Chairman Christopher Koo of Korea International Trade Association (KITA) is heading an economic delegation to the United States to ramp up economic security in the private sector.
Korean companies, designated as strategic assets in an era of economic security, are racing to strengthen an alliance between Korea and the United States, and explore ways of coping with unstable global supply chains.
KITA said on June 23 that an economic delegation, led by KITA Chairman Koo, was visiting Washington DC to hold talks with U.S. political leaders for two days from June 22.
KITA and 13 Korean companies, which have entered the United States, including Hyundai Motor, LG, SK Hynix, SeAh Steel and Exiqon, participated in the delegation.
Chairman Koo met with Sen. Ted Cruz from Texas and Sen. Bill Hagerty from Tennessee. Samsung Electronics and LG Energy Solution are building a plant in Austin, Texas, and a battery plant in Tennessee, respectively.
Chairman Koo said during the meetings the first step of the Korea-U.S. economic security alliance is cooperation in the supply chains and core bodies of economic cooperation.
Chairman Koo called for the United States to supply manpower and build infrastructure as Korean companies are making massive investments in the United States as a partner of collaborating in supply chains.
The U.S. unemployment rate stood at 3.6 percent, the lowest-ever, in June. Korean companies are demanding institutional support to ease difficulties they experience while hiring local manpower.
Chairman Christopher Koo of Korea International Trade Association talks with Sen. Bill Hagerty from Tennessee at Washington DC on June 22.
Starting with his meeting with Sen. Alex Padilla from California, KITA Chairman Koo held talks with Peter Harrell, senior director for international economics and competitiveness at the White House National Security Council, who serves as a control tower of U.S. supply chain policies.
Chairman Koo also met Melanie Nakagawa, NSC Senior Director for Climate and Energy, and Sameera Fazili, deputy director of the National Economic Council.
During the meetings, Chairman Koo said, “Since the United States owns advanced industry core technologies and Korea has excellent manufacturing capabilities, mutual cooperation will have synergetic effects in diverse industries.”
He called for Korea and the United States to not only ramp up supply chains, but also strengthen bilateral cooperation in areas such as digital transformation, clean energy, and decarbonization through the Indo-Pacific Economic Framework (IPEF).

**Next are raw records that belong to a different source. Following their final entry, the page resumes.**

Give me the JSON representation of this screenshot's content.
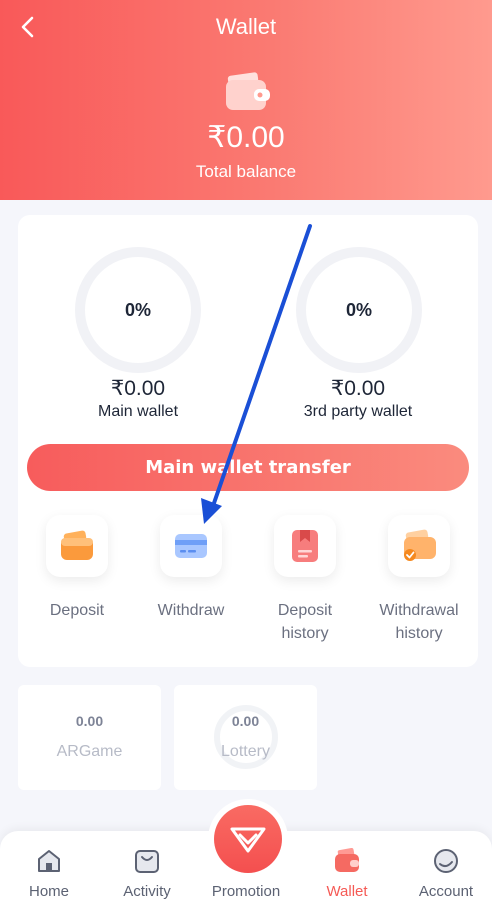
{
  "header": {
    "title": "Wallet",
    "total_amount": "₹0.00",
    "total_label": "Total balance"
  },
  "wallets": [
    {
      "percent": "0%",
      "amount": "₹0.00",
      "name": "Main wallet"
    },
    {
      "percent": "0%",
      "amount": "₹0.00",
      "name": "3rd party wallet"
    }
  ],
  "transfer_label": "Main wallet transfer",
  "actions": [
    {
      "label_line1": "Deposit",
      "label_line2": ""
    },
    {
      "label_line1": "Withdraw",
      "label_line2": ""
    },
    {
      "label_line1": "Deposit",
      "label_line2": "history"
    },
    {
      "label_line1": "Withdrawal",
      "label_line2": "history"
    }
  ],
  "games": [
    {
      "amount": "0.00",
      "name": "ARGame"
    },
    {
      "amount": "0.00",
      "name": "Lottery"
    }
  ],
  "nav": [
    {
      "label": "Home"
    },
    {
      "label": "Activity"
    },
    {
      "label": "Promotion"
    },
    {
      "label": "Wallet"
    },
    {
      "label": "Account"
    }
  ],
  "colors": {
    "accent": "#f95959",
    "accent_light": "#ff9a8e",
    "arrow": "#1a4fd6",
    "active_nav": "#f55a55"
  }
}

The delegation met with six U.S. House representatives, including Rep. Young Kim, at a meeting hosted by the former members of Congress and discussed ways of promoting cooperation in trade and investment.

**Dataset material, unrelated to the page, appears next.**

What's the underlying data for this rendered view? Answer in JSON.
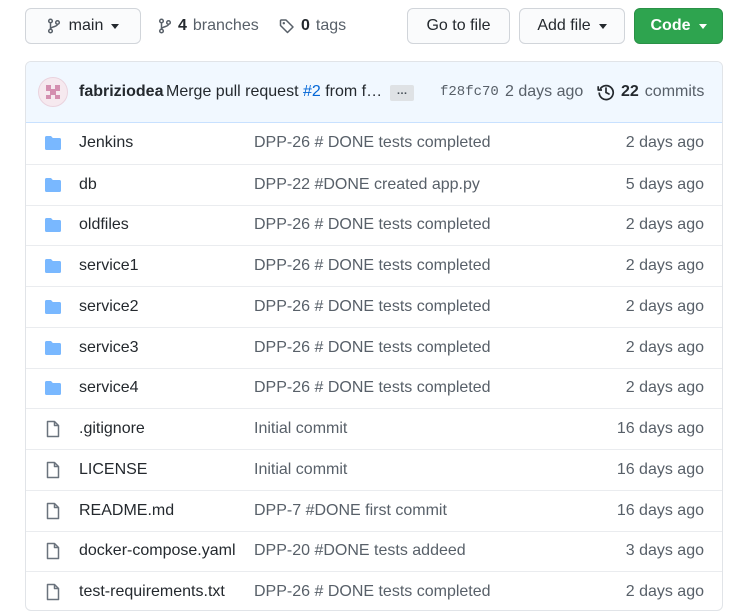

Prior to their visit to Washington, the delegation visited New York on June 21, and had a meeting with companies in North America and support institutions to lend an ear to complaints and grievances Korean companies experience.
During the meeting, Chairman Koo said the number of employees hired by Korean companies in the United State stood at more than 140,000, raising Korean companies’ standing.

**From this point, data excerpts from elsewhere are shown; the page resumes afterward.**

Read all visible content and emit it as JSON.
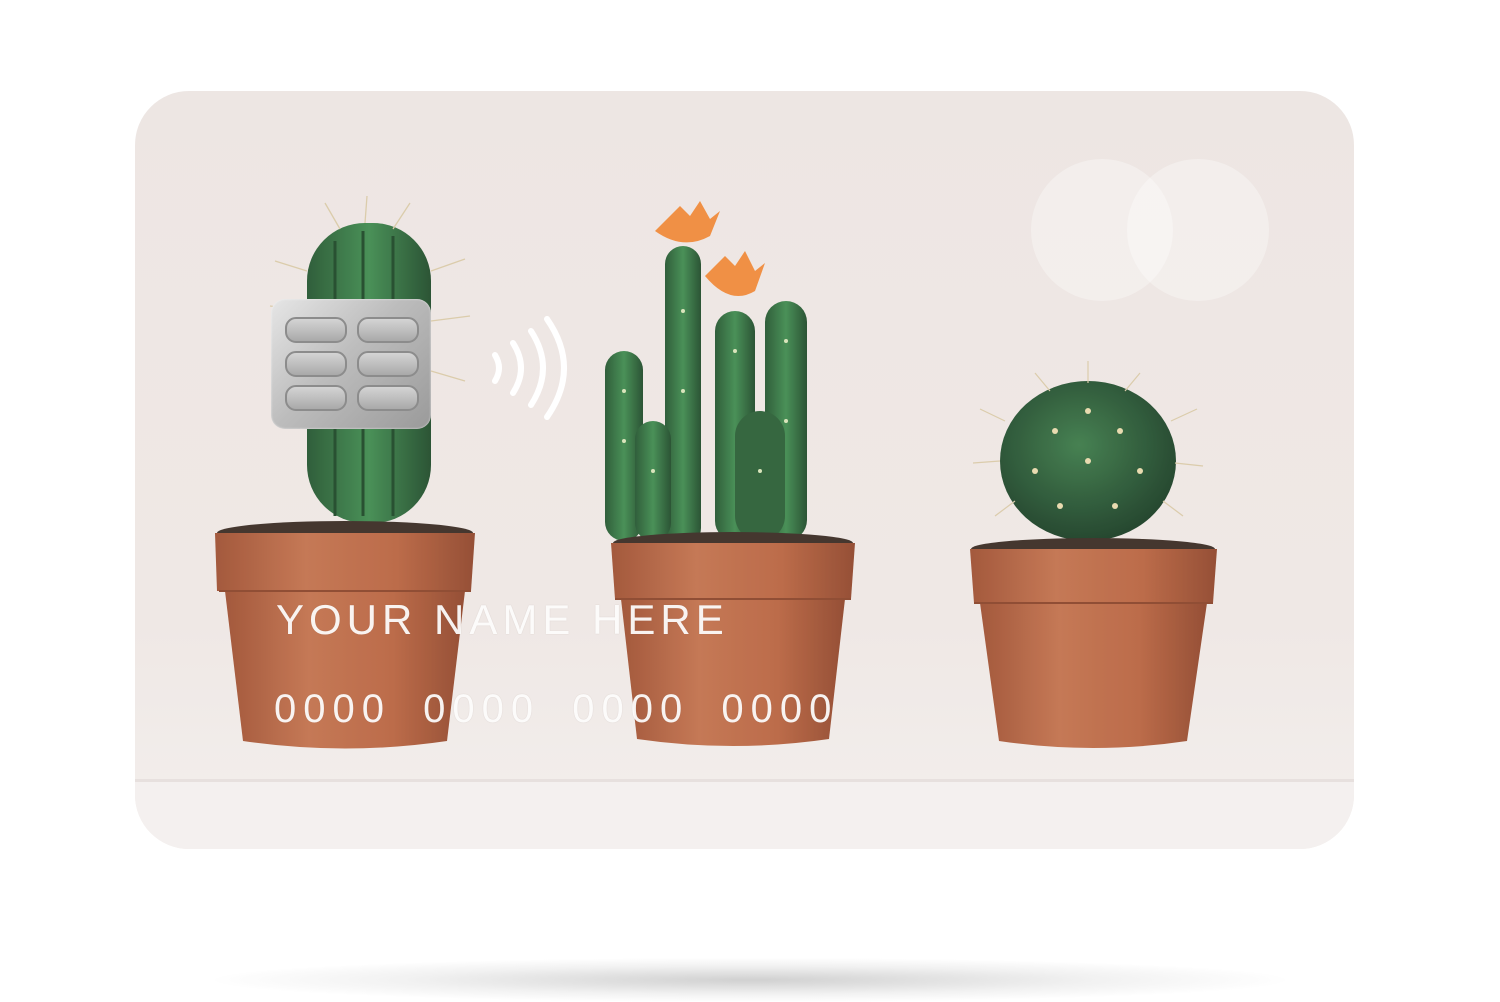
{
  "card": {
    "holder_name": "YOUR NAME HERE",
    "number_groups": [
      "0000",
      "0000",
      "0000",
      "0000"
    ],
    "chip": "emv-chip",
    "contactless": "contactless-icon",
    "brand": "mastercard-logo",
    "background_image": "three potted cacti"
  },
  "colors": {
    "background": "#ece5e2",
    "pot": "#b5623f",
    "cactus": "#2f6a3c",
    "flower": "#f08a3a",
    "text": "#ffffff"
  }
}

KITA will do its utmost to serve as a bridge between the government and companies in the trade, commerce and supply chain sectors, he said.
KITA dispatched a “major industry outreach delegation,” headed by KITA Executive Vice Chairman Lee Kwan-sup, to the United States in April 2022.
The delegation met with major figures, including Deputy Trade Representative Sarah Bianchi and Sen. Todd Young.
They discussed ways of expanding collaboration in supply chains. KITA plans to send another delegation to the United States in the second half of the year.